Los musulmanes
de la República Centroafricana se han convertido en parias desde que, en
diciembre pasado, el desordenado y fetichista grupo de autodefensa de los antibalaka
(antimachete, una referencia a los rituales secretos que los hace creer inmunes
a cualquier arma), entró en la capital, Bangui, y “liberó” la ciudad del
control de los rebeldes Séléka, instalados en el poder tras apoyar el golpe de
Estado de Michel Djotodia, en marzo de 2013. Más allá de defenderse, las
desbocadas antibalaka, formadas por cristianos y animistas, decidieron que toda
la comunidad musulmana había sido cómplice de los Séléka e iniciaron una atroz
cruzada de venganza.
Los linchamientos, asesinatos, amputaciones y hasta actos de canibalismo han llevado a miles de musulmanes a huir del suroeste del país, la zona donde los antibalaka imponen su ley, y a reunirse en el noroeste, que sigue bajo la batuta militar de los Séléka –ahora rebautizados Fuerzas Republicanas-. El fantasma del genocidio ha visitado ya miles de hogares, el país está dividido de facto.

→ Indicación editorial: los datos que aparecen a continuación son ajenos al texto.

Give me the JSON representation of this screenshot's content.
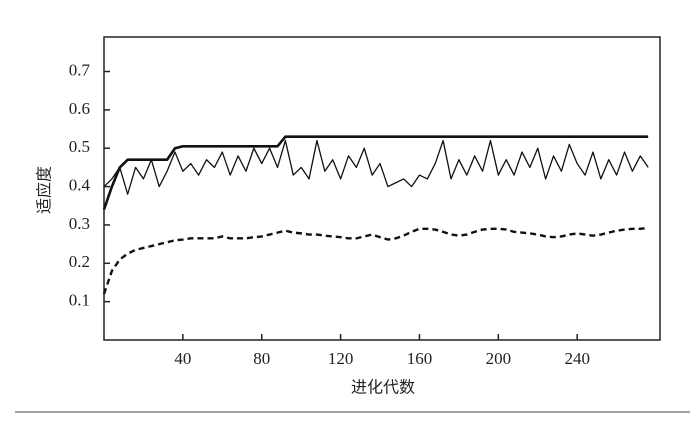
{
  "chart_data": {
    "type": "line",
    "x_label": "进化代数",
    "y_label": "适应度",
    "x": [
      0,
      4,
      8,
      12,
      16,
      20,
      24,
      28,
      32,
      36,
      40,
      44,
      48,
      52,
      56,
      60,
      64,
      68,
      72,
      76,
      80,
      84,
      88,
      92,
      96,
      100,
      104,
      108,
      112,
      116,
      120,
      124,
      128,
      132,
      136,
      140,
      144,
      148,
      152,
      156,
      160,
      164,
      168,
      172,
      176,
      180,
      184,
      188,
      192,
      196,
      200,
      204,
      208,
      212,
      216,
      220,
      224,
      228,
      232,
      236,
      240,
      244,
      248,
      252,
      256,
      260,
      264,
      268,
      272,
      276
    ],
    "series": [
      {
        "color": "#111111",
        "style": "thick",
        "values": [
          0.34,
          0.4,
          0.45,
          0.47,
          0.47,
          0.47,
          0.47,
          0.47,
          0.47,
          0.5,
          0.505,
          0.505,
          0.505,
          0.505,
          0.505,
          0.505,
          0.505,
          0.505,
          0.505,
          0.505,
          0.505,
          0.505,
          0.505,
          0.53,
          0.53,
          0.53,
          0.53,
          0.53,
          0.53,
          0.53,
          0.53,
          0.53,
          0.53,
          0.53,
          0.53,
          0.53,
          0.53,
          0.53,
          0.53,
          0.53,
          0.53,
          0.53,
          0.53,
          0.53,
          0.53,
          0.53,
          0.53,
          0.53,
          0.53,
          0.53,
          0.53,
          0.53,
          0.53,
          0.53,
          0.53,
          0.53,
          0.53,
          0.53,
          0.53,
          0.53,
          0.53,
          0.53,
          0.53,
          0.53,
          0.53,
          0.53,
          0.53,
          0.53,
          0.53,
          0.53
        ]
      },
      {
        "color": "#111111",
        "style": "thin",
        "values": [
          0.4,
          0.42,
          0.45,
          0.38,
          0.45,
          0.42,
          0.47,
          0.4,
          0.44,
          0.49,
          0.44,
          0.46,
          0.43,
          0.47,
          0.45,
          0.49,
          0.43,
          0.48,
          0.44,
          0.5,
          0.46,
          0.5,
          0.45,
          0.52,
          0.43,
          0.45,
          0.42,
          0.52,
          0.44,
          0.47,
          0.42,
          0.48,
          0.45,
          0.5,
          0.43,
          0.46,
          0.4,
          0.41,
          0.42,
          0.4,
          0.43,
          0.42,
          0.46,
          0.52,
          0.42,
          0.47,
          0.43,
          0.48,
          0.44,
          0.52,
          0.43,
          0.47,
          0.43,
          0.49,
          0.45,
          0.5,
          0.42,
          0.48,
          0.44,
          0.51,
          0.46,
          0.43,
          0.49,
          0.42,
          0.47,
          0.43,
          0.49,
          0.44,
          0.48,
          0.45
        ]
      },
      {
        "color": "#111111",
        "style": "dashed",
        "values": [
          0.12,
          0.18,
          0.21,
          0.225,
          0.235,
          0.24,
          0.245,
          0.25,
          0.255,
          0.26,
          0.262,
          0.265,
          0.265,
          0.265,
          0.265,
          0.27,
          0.265,
          0.265,
          0.265,
          0.268,
          0.27,
          0.275,
          0.28,
          0.285,
          0.28,
          0.278,
          0.275,
          0.275,
          0.272,
          0.27,
          0.268,
          0.265,
          0.265,
          0.27,
          0.275,
          0.268,
          0.262,
          0.265,
          0.272,
          0.282,
          0.29,
          0.29,
          0.288,
          0.282,
          0.275,
          0.272,
          0.275,
          0.282,
          0.288,
          0.29,
          0.29,
          0.288,
          0.282,
          0.28,
          0.278,
          0.275,
          0.27,
          0.268,
          0.27,
          0.275,
          0.278,
          0.275,
          0.272,
          0.275,
          0.28,
          0.285,
          0.288,
          0.29,
          0.29,
          0.292
        ]
      }
    ],
    "xlim": [
      0,
      282
    ],
    "ylim": [
      0,
      0.79
    ],
    "xticks": [
      40,
      80,
      120,
      160,
      200,
      240
    ],
    "yticks": [
      0.1,
      0.2,
      0.3,
      0.4,
      0.5,
      0.6,
      0.7
    ]
  }
}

Los ecos de Ruanda resuenan en cada golpe de machete. Los relatos apuntan a miles de víctimas. El derramamiento de sangre continúa.
En una base militar en Bangui, capital de la República Centroafricana, las fuerzas de paz extranjeras desbloquearon una serie de contenedores que almacenaban un arsenal letal. Las armas que aparecen aquí son una pequeña muestra de las incautadas a las milicias rivales que han arrastrado al país a un baño de sangre étnico y sectario. Cuchillos, hachas y machetes, utensilios domésticos y aperos agrícolas se convirtieron en armas de guerra. Todo tipo de armas sirve: arcos y flechas hechas a mano, antiguos rifles de caza , granadas y lanzacohetes.